Roma, 17 febbraio 2004 - Mentre la nave ammiraglia di Greenpeace, Rainbow Warrior", scopre nuovi carichi di legno illegale in partenza dal parco nazionale indonesiano del Tanjung Puting, nel Kalimantan, continua con difficoltà  in Malesia la Convenzione sulla Biodiversità. I governi di tutto il mondo, infatti, non riescono ad accordarsi su un piano di azione concreto per proteggere la biodiversità del pianeta.

"Il futuro delle foreste e dei mari è ora nelle mani dei ministri dei paesi industrializzati. Se i paesi più ricchi non si impegneranno ad stanziare fondi adeguati, sarà  difficile che i Paesi in via di sviluppo accettino un piano di azione che non avranno modo di attuare" ha commentato Sergio Baffoni, di Greenpeace.

Uno degli argomenti cruciali della settima conferenza delle parti della Convenzione sulla Biodiversità è proprio il finanziamento delle aree protette, allo stato attuale assolutamente inadeguato.
Il quinto Congresso Mondiale dei Parchi ha recentemente stimato una carenza di circa 25 miliardi di dollari ogni anno rispetto ai fondi necessari ad una efficiente gestione dei parchi naturali esistenti e l'istituzione e gestione di nuove aree protette, considerate assolutamente necessarie: ovvero, ogni anno un totale di 10 miliardi di dollari per le aree marine e di 23 miliardi di dollari per le aree terrestri, mentre la cifra effettivamente investita ammonta appena a un totale di 8 miliardi di dollari ogni anno. Se non saranno reperite nuove consistenti risorse finanziarie, le aree protette del pianeta non saranno in grado di assicurare la riproduzione della biodiversità  terrestre.
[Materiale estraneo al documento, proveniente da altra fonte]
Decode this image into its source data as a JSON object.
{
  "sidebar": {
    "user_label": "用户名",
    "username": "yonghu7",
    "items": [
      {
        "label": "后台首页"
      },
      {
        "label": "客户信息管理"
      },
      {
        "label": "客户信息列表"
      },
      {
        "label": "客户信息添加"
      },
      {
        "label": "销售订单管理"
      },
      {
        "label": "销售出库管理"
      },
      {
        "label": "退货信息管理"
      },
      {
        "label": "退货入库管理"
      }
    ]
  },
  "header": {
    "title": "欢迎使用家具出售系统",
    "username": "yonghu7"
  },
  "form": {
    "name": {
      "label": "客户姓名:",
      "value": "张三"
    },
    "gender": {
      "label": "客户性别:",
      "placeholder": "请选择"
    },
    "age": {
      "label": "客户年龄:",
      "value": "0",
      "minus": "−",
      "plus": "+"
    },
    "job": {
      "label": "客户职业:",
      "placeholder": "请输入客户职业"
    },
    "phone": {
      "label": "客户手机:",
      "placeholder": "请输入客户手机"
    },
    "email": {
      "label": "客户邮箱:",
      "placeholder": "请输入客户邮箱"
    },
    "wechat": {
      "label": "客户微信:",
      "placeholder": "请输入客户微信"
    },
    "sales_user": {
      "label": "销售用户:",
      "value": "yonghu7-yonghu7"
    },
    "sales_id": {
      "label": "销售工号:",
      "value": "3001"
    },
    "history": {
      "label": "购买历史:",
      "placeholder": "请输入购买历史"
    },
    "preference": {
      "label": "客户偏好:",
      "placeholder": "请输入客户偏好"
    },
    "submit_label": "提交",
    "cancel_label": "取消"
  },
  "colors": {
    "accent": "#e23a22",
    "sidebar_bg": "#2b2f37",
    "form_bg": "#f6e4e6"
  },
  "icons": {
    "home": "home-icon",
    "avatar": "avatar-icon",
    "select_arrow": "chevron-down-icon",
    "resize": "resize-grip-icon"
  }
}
"Anche l'Italia deve assumersi le proprie responsabilità  e dichiarare quanti fondi è disposta a garantire- ha concluso Baffoni - Dopo aver per anni incentivato uno sfruttamento intensivo e distruttivo, e spesso perfino illegale, con la domanda di legname, deve ora compiere il primo passo per recuperare i danni commessi e prevenire ulteriori distruzioni".